The week before the race, I was given another shirt to race in. Made of the same material, it was a bit brighter than the practise shirt. It will definitely come in useful during dark winter runs!

I arrived at the “race village” in better time than I did for the St. David’s Day Run back in March. I found the bag drop area and met up with my co-workers near the start. I aborted an attempt to visit the toilet due to a ridiculously long queue.

After an attempt to warm us up by a woman who’s PA was in competition with the race compare’s we were soon off. As we were a corporate team we started just behind the elite runners. This meant that although I was overtaken during the race, there were less issues with choke points like the St. Davids Day Run.

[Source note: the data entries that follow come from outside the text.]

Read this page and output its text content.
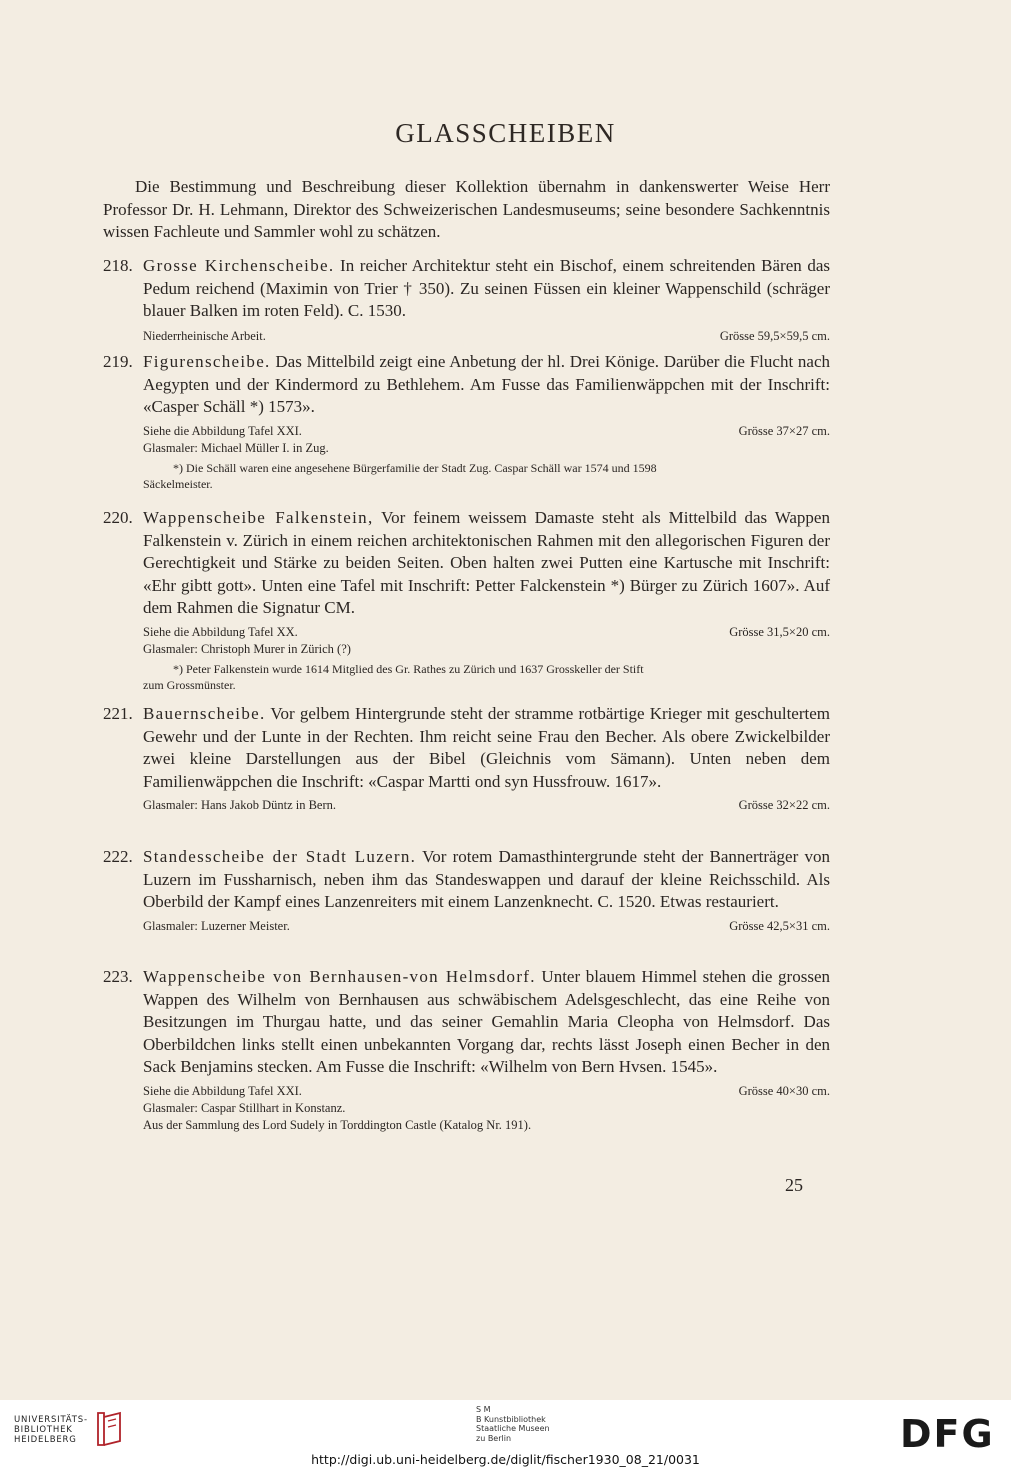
GLASSCHEIBEN
Die Bestimmung und Beschreibung dieser Kollektion übernahm in dankenswerter Weise Herr Professor Dr. H. Lehmann, Direktor des Schweizerischen Landesmuseums; seine besondere Sachkenntnis wissen Fachleute und Sammler wohl zu schätzen.
218. Grosse Kirchenscheibe. In reicher Architektur steht ein Bischof, einem schreitenden Bären das Pedum reichend (Maximin von Trier † 350). Zu seinen Füssen ein kleiner Wappenschild (schräger blauer Balken im roten Feld). C. 1530.
Niederrheinische Arbeit.	Grösse 59,5×59,5 cm.
219. Figurenscheibe. Das Mittelbild zeigt eine Anbetung der hl. Drei Könige. Darüber die Flucht nach Aegypten und der Kindermord zu Bethlehem. Am Fusse das Familienwäppchen mit der Inschrift: «Casper Schäll *) 1573».
Siehe die Abbildung Tafel XXI.	Grösse 37×27 cm.
Glasmaler: Michael Müller I. in Zug.
*) Die Schäll waren eine angesehene Bürgerfamilie der Stadt Zug. Caspar Schäll war 1574 und 1598
Säckelmeister.
220. Wappenscheibe Falkenstein, Vor feinem weissem Damaste steht als Mittelbild das Wappen Falkenstein v. Zürich in einem reichen architektonischen Rahmen mit den allegorischen Figuren der Gerechtigkeit und Stärke zu beiden Seiten. Oben halten zwei Putten eine Kartusche mit Inschrift: «Ehr gibtt gott». Unten eine Tafel mit Inschrift: Petter Falckenstein *) Bürger zu Zürich 1607». Auf dem Rahmen die Signatur CM.
Siehe die Abbildung Tafel XX.	Grösse 31,5×20 cm.
Glasmaler: Christoph Murer in Zürich (?)
*) Peter Falkenstein wurde 1614 Mitglied des Gr. Rathes zu Zürich und 1637 Grosskeller der Stift
zum Grossmünster.
221. Bauernscheibe. Vor gelbem Hintergrunde steht der stramme rotbärtige Krieger mit geschultertem Gewehr und der Lunte in der Rechten. Ihm reicht seine Frau den Becher. Als obere Zwickelbilder zwei kleine Darstellungen aus der Bibel (Gleichnis vom Sämann). Unten neben dem Familienwäppchen die Inschrift: «Caspar Martti ond syn Hussfrouw. 1617».
Glasmaler: Hans Jakob Düntz in Bern.	Grösse 32×22 cm.
222. Standesscheibe der Stadt Luzern. Vor rotem Damasthintergrunde steht der Bannerträger von Luzern im Fussharnisch, neben ihm das Standeswappen und darauf der kleine Reichsschild. Als Oberbild der Kampf eines Lanzenreiters mit einem Lanzenknecht. C. 1520. Etwas restauriert.
Glasmaler: Luzerner Meister.	Grösse 42,5×31 cm.
223. Wappenscheibe von Bernhausen-von Helmsdorf. Unter blauem Himmel stehen die grossen Wappen des Wilhelm von Bernhausen aus schwäbischem Adelsgeschlecht, das eine Reihe von Besitzungen im Thurgau hatte, und das seiner Gemahlin Maria Cleopha von Helmsdorf. Das Oberbildchen links stellt einen unbekannten Vorgang dar, rechts lässt Joseph einen Becher in den Sack Benjamins stecken. Am Fusse die Inschrift: «Wilhelm von Bern Hvsen. 1545».
Siehe die Abbildung Tafel XXI.	Grösse 40×30 cm.
Glasmaler: Caspar Stillhart in Konstanz.
Aus der Sammlung des Lord Sudely in Torddington Castle (Katalog Nr. 191).
25
UNIVERSITÄTS-
BIBLIOTHEK
HEIDELBERG
S M
B Kunstbibliothek
Staatliche Museen
zu Berlin	DFG
http://digi.ub.uni-heidelberg.de/diglit/fischer1930_08_21/0031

My race goal was just to beat my last 10k time. The strategy was to run at a steady 5 minute per KM pace and increase my speed on the last two. I set up the Garmin’s virtual partner to the 5min/km pace. The strategy lasted as long as it took to cross the start line!

Being in front added to the pressure to run faster and the first KM split was around 4:15. To my surprise, I maintained a sub 5min/KM pace for the duration of the race not only beating my last 10k time, but also my previous 5k time!

After the race, I collected a bottle of water and race medal. I visited the toilet, collected my bag and had a recovery shake before attending the corporate reception for brunch.

The official results were published later that afternoon, really pleased with them and I hope to keep on improving!

Each year, we try to schedule a family camping trip. We all enjoy being together in the great outdoors and exploring a new area. The kids like to make new friends and have a greater degree of freedom to play.
This year, we booked a week at a campsite on the Somerset levels, an area steeped in history and legend – King Arthur, Alfred the Great, The Holy Grail and the witch of Wookey Hole. I’ll post a separate note on the camping trip.

Even though we “Glamp” with a luxurious tent, an electric hook-up and heater for cold nights and mornings, it’s generally “harder work” than staying in your house with “all mod cons”. My challenge, after the recent over-training episode was to carry on running but without over-reaching and recovering properly.


I stuck with the basic kit I took on holiday to spain (see Carry on running… abroad!). I added a lightweight waterproof and swapped the road shoes for trail shoes.


As we tend to all be woken earlier in a tent due to the sun rise, early morning runs were out. This made it harder to schedule. I decided to go for an evening run just before our evening meal. I also brought some protein shake powders as usually I had to cook the evening meal and wasn’t allowed in the tent until I had a shower!
These worked well, I chose the High 5 brand that come in individual sachets. Halfords were doing a special half-price offer. I wouldn’t want to buy them at full price!

After a run, I mixed up the shake (using a 99p sport direct shaker) with water. After drinking, I headed to the washing block to wash the shaker out and hit the shower.

Lessons Learned
  1. My running kit dried after a rinse in the tent extension each night. Not sure if this would work in colder, damper weather.
  2. The Somerset levels are not all level! Some short sharp hills were surprisingly hard
  3. Like Spain, running is slow at times due to navigating in unfamiliar territory. The longer runs turned into speed-work and hill sessions punctuated with map reading stops.
  4. The running improved my sleep and rest periods – as did a few glasses of wine or local cider before bed!
  5. The recovery shakes tasted great and apparently helped with carb and protein intake.
  6. A running waist pack would have been a good idea to carry the map, etc.